During the complete terms of Governors Romney and Blanchard Michigan’s employment growth exceeded the national average. Greater than the nation by an annual average of 0.45 percentage points in the Romney years and 0.07 percentage points in the Blanchard years. And lagged the nation during the complete terms of Governors Milliken, Engler and Granholm. Lower than the nation by an annual average of 1.19 percentage points in the Milliken years, 0.40 percentage points in the Engler years, and 1.87 percentage points in the Granholm years. (During Governor Snyder’s first year the state exceeded the nation in employment growth by 0.46 percentage points).
Over the entire five decades Michigan lagged the nation in annual employment growth by 0.67 percentage points. In only 16 years of the combined complete terms of the five governors did Michigan’s employment growth rate exceed the nation’s.

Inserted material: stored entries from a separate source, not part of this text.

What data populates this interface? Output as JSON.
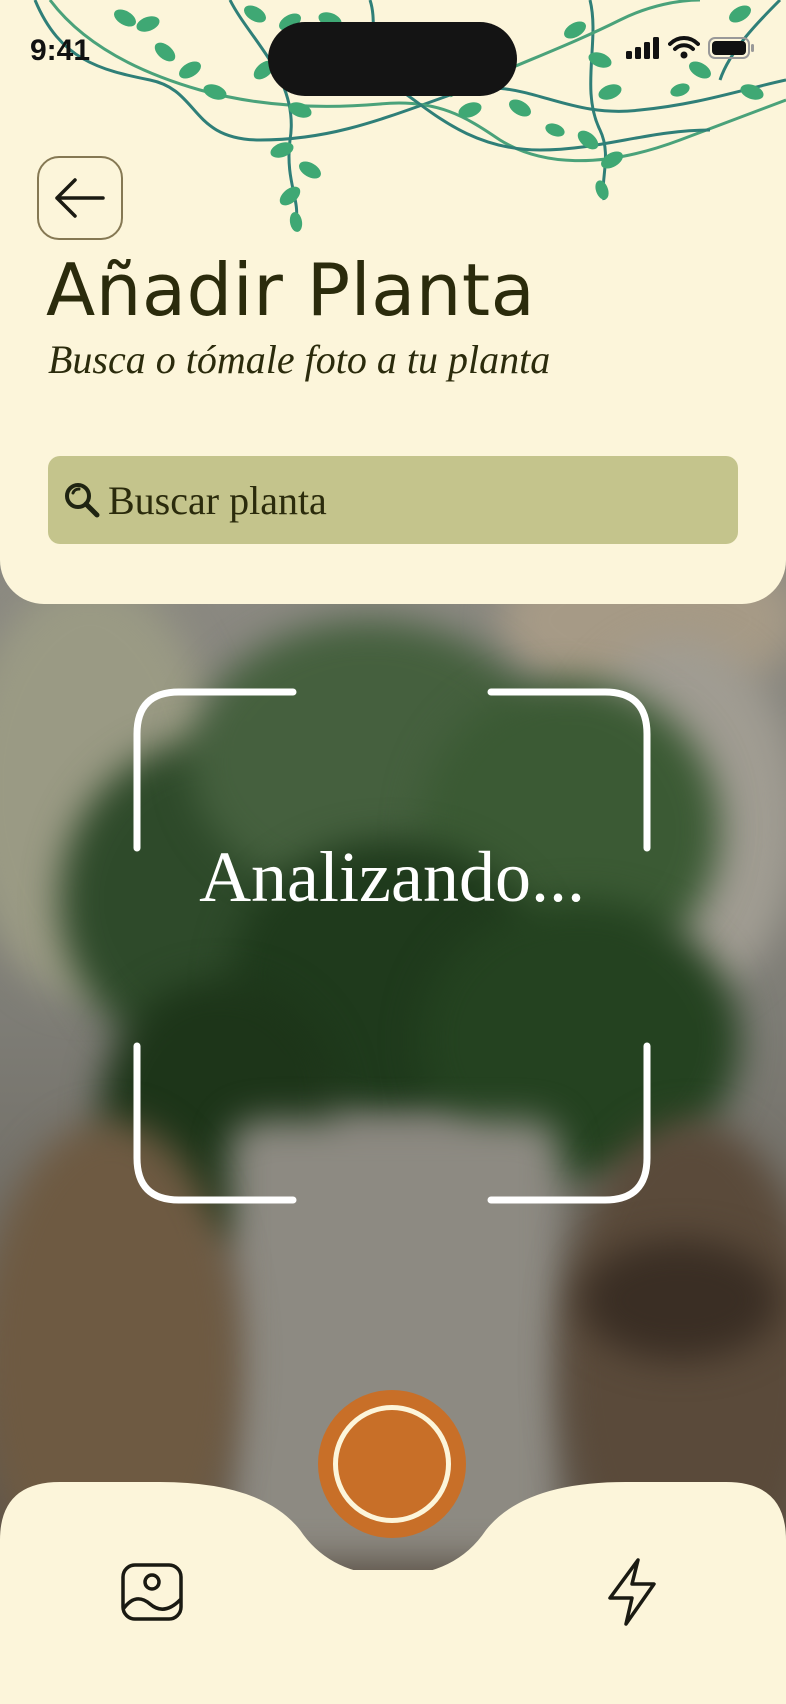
{
  "status_bar": {
    "time": "9:41"
  },
  "header": {
    "title": "Añadir Planta",
    "subtitle": "Busca o tómale foto a tu planta"
  },
  "search": {
    "placeholder": "Buscar planta"
  },
  "scanner": {
    "status": "Analizando..."
  },
  "icons": {
    "back": "arrow-left-icon",
    "search": "search-icon",
    "gallery": "image-icon",
    "flash": "flash-icon"
  },
  "colors": {
    "background": "#fcf5da",
    "search_bar": "#c4c48c",
    "accent": "#c86f28",
    "text": "#2b2b0c"
  }
}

Five of the 16 were in the Blanchard years.
So what do we make of this data? The data provides more evidence on the main point of these posts: that today’s conventional wisdom that raising taxes – particularly in an economic downturn – is a recipe for economic decline, and that cutting taxes is a recipe for economic growth, is not accurate Governor Blanchard was able to grow the state’s economy and raise taxes (to the highest income tax rate in Michigan’s history during his first three year). Not only did Michigan get strong job growth during his Administration, it also had employment growth faster than the nation’s.

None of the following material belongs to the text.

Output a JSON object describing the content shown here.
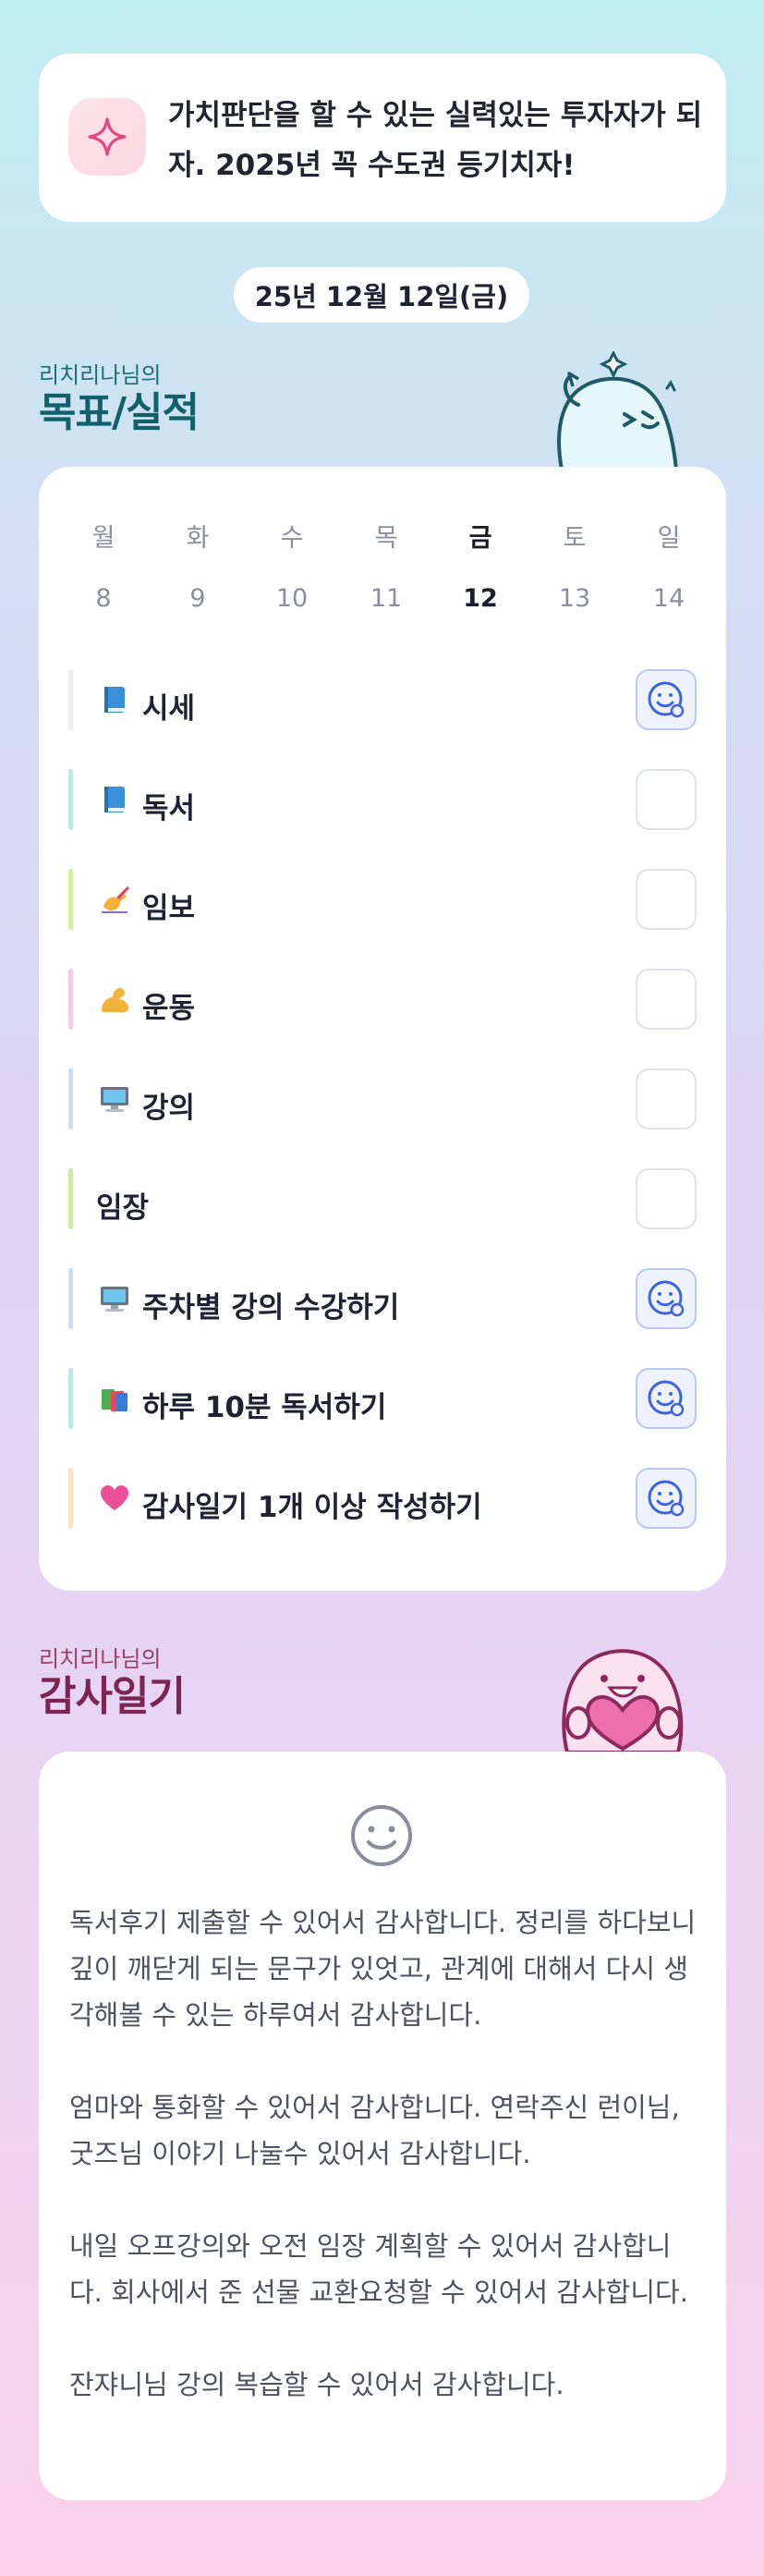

The tax increases preserved the state’s ability to provide basic services, a decent safety net and make public investments in education and infrastructure.
Once again, my contention is not that the Blanchard tax increase was a major cause of the economic expansion during his years as Governor. Almost certainly it wasn’t. But that the Blanchard record is evidence that you don’t have to choose between a growing economy and state funded goods and services. That the huge state budget cuts since 2000 – a lot due to tax cuts – in areas like higher education, revenue sharing, infrastructure and the non health care safety net were not necessary to grow the state’s economy.
Michigan’s track record from 2000 through 2011 (when the state income tax rate has ranged from 3.9% to 4.35%) provides more evidence that cutting taxes does not necessarily lead to job growth. The state enjoyed job growth in only two of those years: 2000 and 2011. But even in 2000 – when the first of income tax cuts went into effect (from 4.4% to 4.2%) – the state’s job growth rate was lower than the nation’s. The only two years it was greater than the country’s was 2008 (the year the rate went up to 4.35%) and 2011.
Once again, I do not believe that the tax and budget cuts of 2000-2011 were a major cause of the state’s serve economic decline. But it is clear that the policy of lower state taxes (and the reduced state government spending that goes with it) did not work as an economic growth strategy.